One crowded moment of glorious life is worth an age without a name. For one instant, the state of the match didn’t matter, it wasn’t important who was winning or losing. It was enough to know that a young man had pushed the boundaries of the possible in a manner that saw the game transition from the old to the new.

There have been great shots before. I recall my favourites. Gundappa Viswanath on his toes square cutting the world’s fastest bowler then, Andy Roberts. Sachin Tendulkar beaten in the flight but still going through with the shot for a six against Abdul Qadir. V.V.S. Laxman reading a Shane Warne googly and driving him inside out against the turn. Rahul Dravid pulling Allan Donald. Sourav Ganguly stepping out to the left-arm spinner and depositing him into the crowd. Sunil Gavaskar standing up to his full height and dropping a rising delivery from Imran Khan dead at his feet. Virender Sehwag making it all look so easy, cutting or driving between fielders.
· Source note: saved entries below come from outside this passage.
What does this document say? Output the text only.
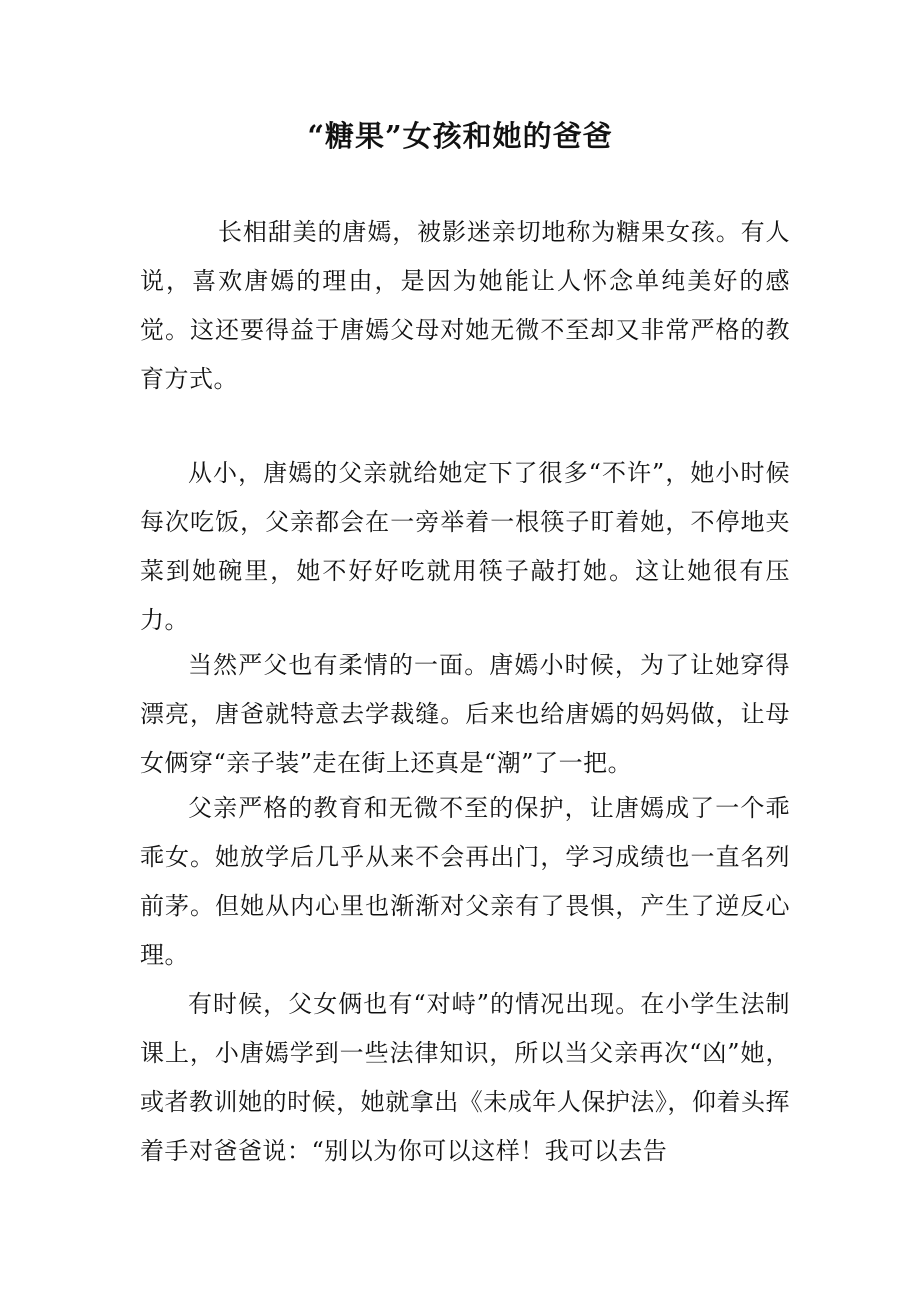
“糖果”女孩和她的爸爸

长相甜美的唐嫣，被影迷亲切地称为糖果女孩。有人说，喜欢唐嫣的理由，是因为她能让人怀念单纯美好的感觉。这还要得益于唐嫣父母对她无微不至却又非常严格的教育方式。

从小，唐嫣的父亲就给她定下了很多“不许”，她小时候每次吃饭，父亲都会在一旁举着一根筷子盯着她，不停地夹菜到她碗里，她不好好吃就用筷子敲打她。这让她很有压力。

当然严父也有柔情的一面。唐嫣小时候，为了让她穿得漂亮，唐爸就特意去学裁缝。后来也给唐嫣的妈妈做，让母女俩穿“亲子装”走在街上还真是“潮”了一把。

父亲严格的教育和无微不至的保护，让唐嫣成了一个乖乖女。她放学后几乎从来不会再出门，学习成绩也一直名列前茅。但她从内心里也渐渐对父亲有了畏惧，产生了逆反心理。

有时候，父女俩也有“对峙”的情况出现。在小学生法制课上，小唐嫣学到一些法律知识，所以当父亲再次“凶”她，或者教训她的时候，她就拿出《未成年人保护法》，仰着头挥着手对爸爸说：“别以为你可以这样！我可以去告
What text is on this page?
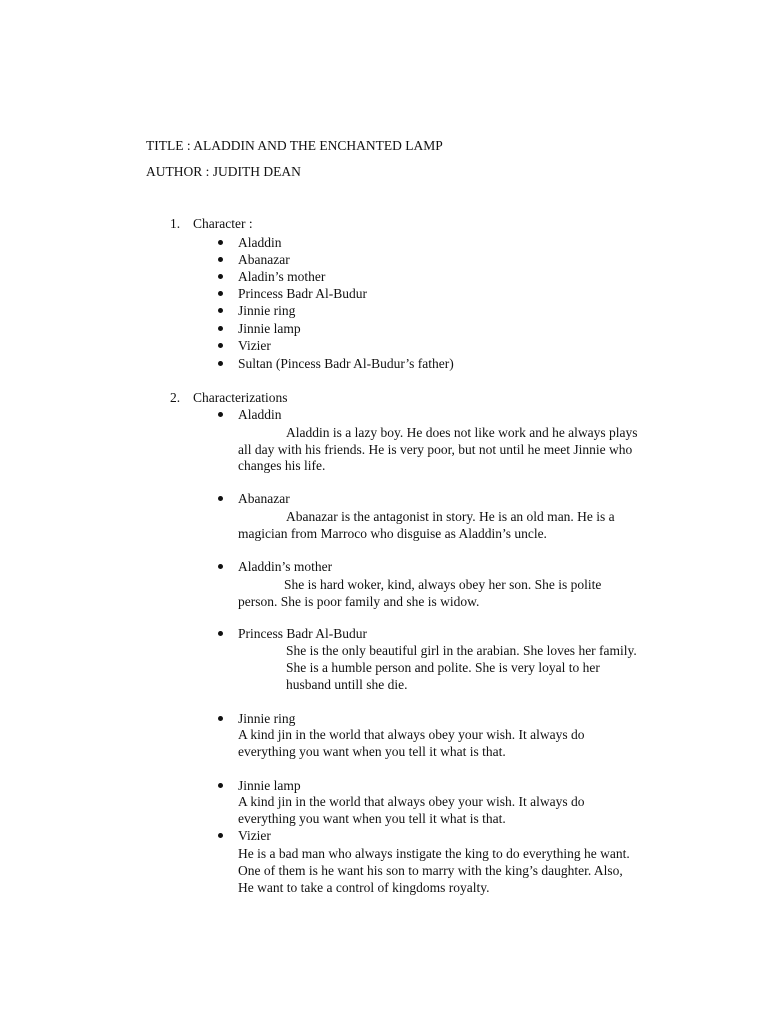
TITLE : ALADDIN AND THE ENCHANTED LAMP
AUTHOR : JUDITH DEAN
1. Character :
Aladdin
Abanazar
Aladin’s mother
Princess Badr Al-Budur
Jinnie ring
Jinnie lamp
Vizier
Sultan (Pincess Badr Al-Budur’s father)
2. Characterizations
Aladdin
Aladdin is a lazy boy. He does not like work and he always plays
all day with his friends. He is very poor, but not until he meet Jinnie who
changes his life.
Abanazar
Abanazar is the antagonist in story. He is an old man. He is a
magician from Marroco who disguise as Aladdin’s uncle.
Aladdin’s mother
She is hard woker, kind, always obey her son. She is polite
person. She is poor family and she is widow.
Princess Badr Al-Budur
She is the only beautiful girl in the arabian. She loves her family.
She is a humble person and polite. She is very loyal to her
husband untill she die.
Jinnie ring
A kind jin in the world that always obey your wish. It always do
everything you want when you tell it what is that.
Jinnie lamp
A kind jin in the world that always obey your wish. It always do
everything you want when you tell it what is that.
Vizier
He is a bad man who always instigate the king to do everything he want.
One of them is he want his son to marry with the king’s daughter. Also,
He want to take a control of kingdoms royalty.
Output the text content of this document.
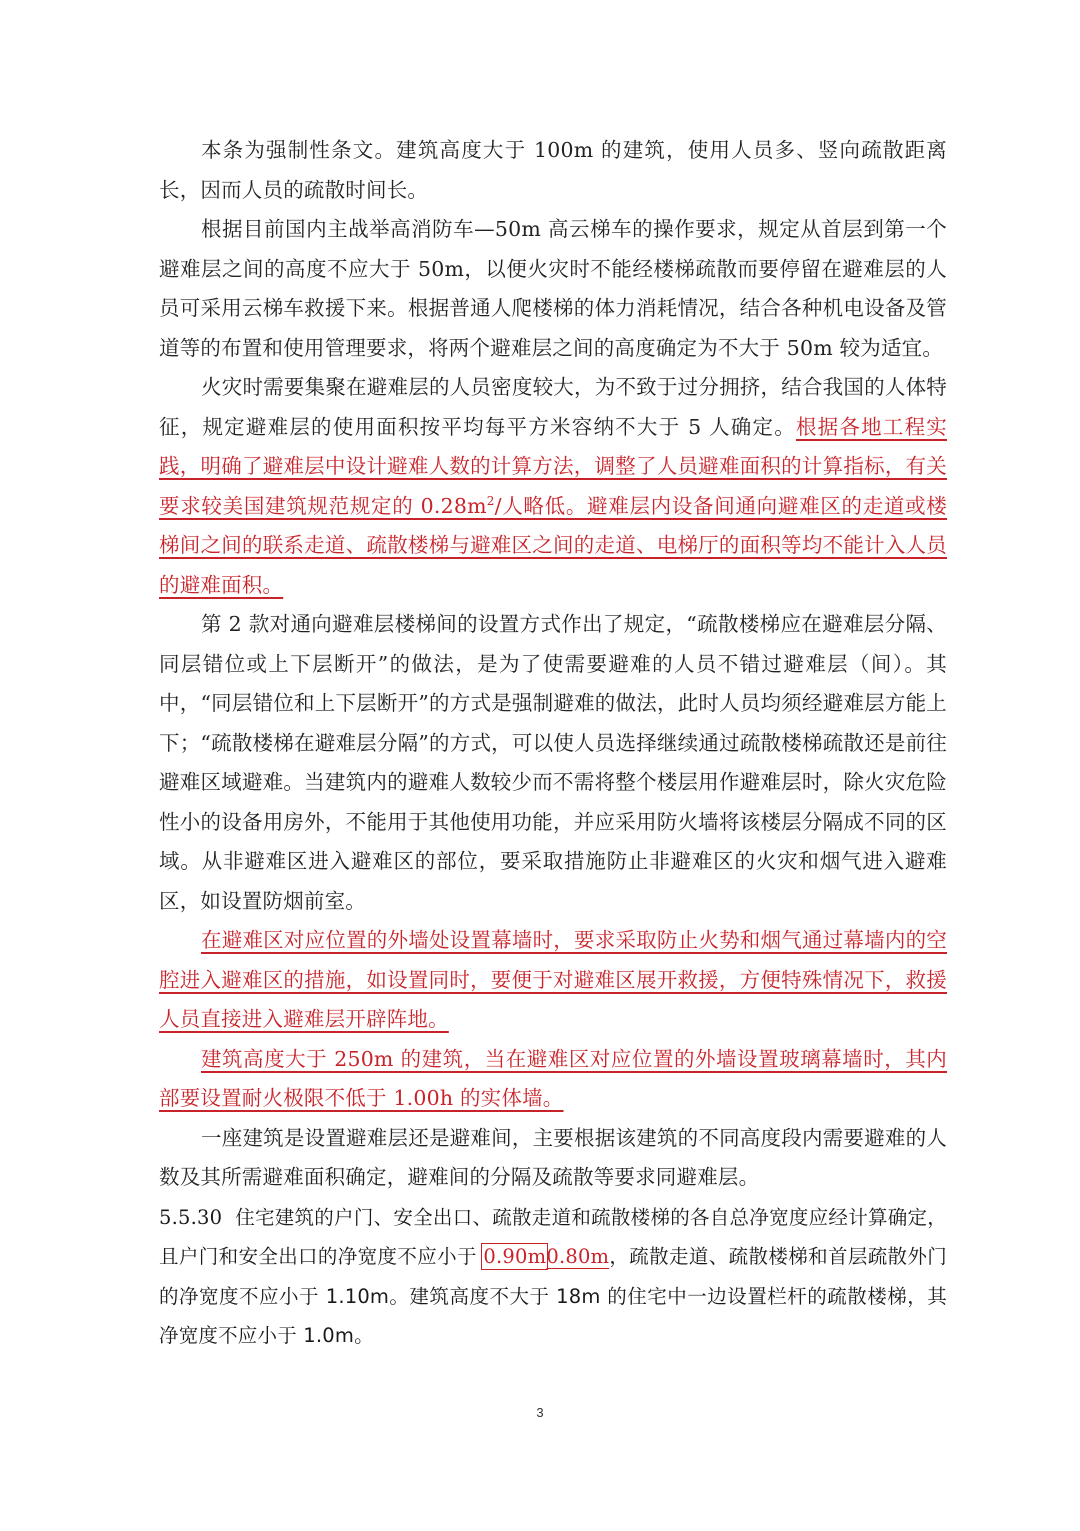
本条为强制性条文。建筑高度大于 100m 的建筑，使用人员多、竖向疏散距离长，因而人员的疏散时间长。

根据目前国内主战举高消防车—50m 高云梯车的操作要求，规定从首层到第一个避难层之间的高度不应大于 50m，以便火灾时不能经楼梯疏散而要停留在避难层的人员可采用云梯车救援下来。根据普通人爬楼梯的体力消耗情况，结合各种机电设备及管道等的布置和使用管理要求，将两个避难层之间的高度确定为不大于 50m 较为适宜。

火灾时需要集聚在避难层的人员密度较大，为不致于过分拥挤，结合我国的人体特征，规定避难层的使用面积按平均每平方米容纳不大于 5 人确定。根据各地工程实践，明确了避难层中设计避难人数的计算方法，调整了人员避难面积的计算指标，有关要求较美国建筑规范规定的 $0.28m^2/$人略低。避难层内设备间通向避难区的走道或楼梯间之间的联系走道、疏散楼梯与避难区之间的走道、电梯厅的面积等均不能计入人员的避难面积。

第 2 款对通向避难层楼梯间的设置方式作出了规定，“疏散楼梯应在避难层分隔、同层错位或上下层断开”的做法，是为了使需要避难的人员不错过避难层（间）。其中，“同层错位和上下层断开”的方式是强制避难的做法，此时人员均须经避难层方能上下；“疏散楼梯在避难层分隔”的方式，可以使人员选择继续通过疏散楼梯疏散还是前往避难区域避难。当建筑内的避难人数较少而不需将整个楼层用作避难层时，除火灾危险性小的设备用房外，不能用于其他使用功能，并应采用防火墙将该楼层分隔成不同的区域。从非避难区进入避难区的部位，要采取措施防止非避难区的火灾和烟气进入避难区，如设置防烟前室。

在避难区对应位置的外墙处设置幕墙时，要求采取防止火势和烟气通过幕墙内的空腔进入避难区的措施，如设置同时，要便于对避难区展开救援，方便特殊情况下，救援人员直接进入避难层开辟阵地。

建筑高度大于 250m 的建筑，当在避难区对应位置的外墙设置玻璃幕墙时，其内部要设置耐火极限不低于 1.00h 的实体墙。

一座建筑是设置避难层还是避难间，主要根据该建筑的不同高度段内需要避难的人数及其所需避难面积确定，避难间的分隔及疏散等要求同避难层。

5.5.30 住宅建筑的户门、安全出口、疏散走道和疏散楼梯的各自总净宽度应经计算确定，且户门和安全出口的净宽度不应小于 0.90m0.80m，疏散走道、疏散楼梯和首层疏散外门的净宽度不应小于 1.10m。建筑高度不大于 18m 的住宅中一边设置栏杆的疏散楼梯，其净宽度不应小于 1.0m。

3
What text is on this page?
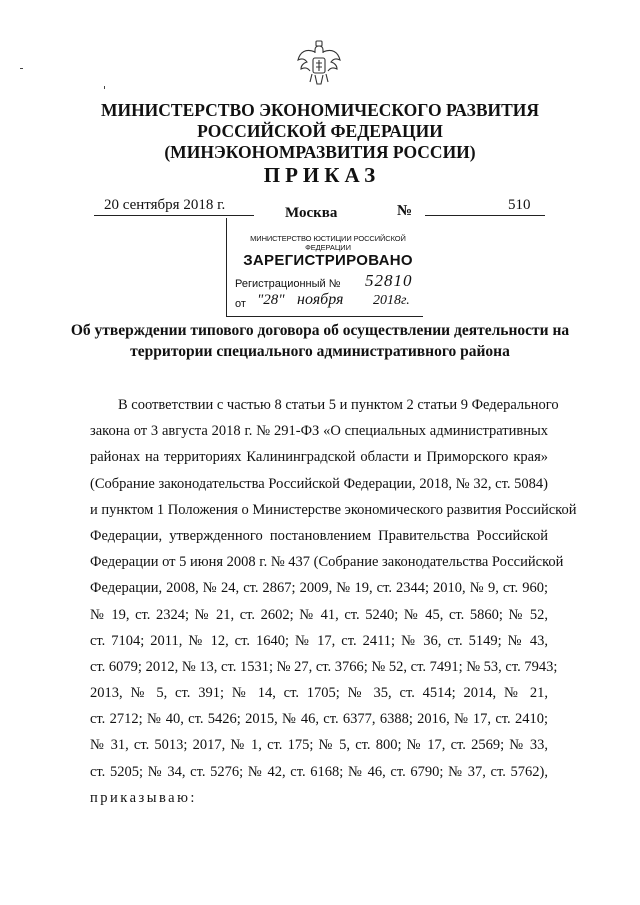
МИНИСТЕРСТВО ЭКОНОМИЧЕСКОГО РАЗВИТИЯ
РОССИЙСКОЙ ФЕДЕРАЦИИ
(МИНЭКОНОМРАЗВИТИЯ РОССИИ)
ПРИКАЗ
20 сентября 2018 г.	Москва	№	510
МИНИСТЕРСТВО ЮСТИЦИИ РОССИЙСКОЙ ФЕДЕРАЦИИ
ЗАРЕГИСТРИРОВАНО
Регистрационный № 52810
от "28" ноября 2018г.
Об утверждении типового договора об осуществлении деятельности на
территории специального административного района
В соответствии с частью 8 статьи 5 и пунктом 2 статьи 9 Федерального
закона от 3 августа 2018 г. № 291-ФЗ «О специальных административных
районах на территориях Калининградской области и Приморского края»
(Собрание законодательства Российской Федерации, 2018, № 32, ст. 5084)
и пунктом 1 Положения о Министерстве экономического развития Российской
Федерации, утвержденного постановлением Правительства Российской
Федерации от 5 июня 2008 г. № 437 (Собрание законодательства Российской
Федерации, 2008, № 24, ст. 2867; 2009, № 19, ст. 2344; 2010, № 9, ст. 960;
№ 19, ст. 2324; № 21, ст. 2602; № 41, ст. 5240; № 45, ст. 5860; № 52,
ст. 7104; 2011, № 12, ст. 1640; № 17, ст. 2411; № 36, ст. 5149; № 43,
ст. 6079; 2012, № 13, ст. 1531; № 27, ст. 3766; № 52, ст. 7491; № 53, ст. 7943;
2013, № 5, ст. 391; № 14, ст. 1705; № 35, ст. 4514; 2014, № 21,
ст. 2712; № 40, ст. 5426; 2015, № 46, ст. 6377, 6388; 2016, № 17, ст. 2410;
№ 31, ст. 5013; 2017, № 1, ст. 175; № 5, ст. 800; № 17, ст. 2569; № 33,
ст. 5205; № 34, ст. 5276; № 42, ст. 6168; № 46, ст. 6790; № 37, ст. 5762),
приказываю:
But these were strokes wrapped in orthodoxy. Driving with bat and pad close together, rolling the wrist over while cutting, getting behind the line of the ball in defence. For years our coaches insisted there was only one way to bat if you had to be taken seriously.

Technique was everything. You ignored that at your peril. When Rahul Dravid was bowled reverse sweeping at 270 in a Test match, it was seen as divine punishment for a batsman so wedded to orthodoxy. It was as if there had been a momentary glitch in the cosmos.

The altar of orthodoxy

When Sunil Gavaskar hit a six in the pre-lunch session on the opening day of the Golden Jubilee Test against England in 1980, jaws dropped, and there was much tut-tutting. Such behaviour was not expected of one of the great technicians of the game.

I liked Gavaskar’s response then. He said it was a tribute to opener Mushtaq Ali, the first Indian to make a century abroad and whose batting was described as “swashbuckling.” He was in the audience.

Some years later, when Gavaskar mentioned casually that he would like to enjoy his cricket and play more strokes, something close to a national outrage erupted. How dare he! He had to carry the Indian batting on his shoulders, not enjoy himself.

Indians — players, fans, media — worshipped at the altar of orthodoxy. Any deviation from the straight-and-narrow was looked down upon.

Perhaps I exaggerate. After all, Mushtaq Ali apart, there were players like Salim Durrani, Farokh Engineer, Budhi Kunderan, and later K. Srikkanth who bent orthodoxy into different shapes. But you get the idea.

Had Pant done then what he did now, he might have been ostracised, or at least sent to bed without supper. Disrespecting an elder like Anderson would have earned him a stern talking-to.

How times have changed! And how grateful we are for it!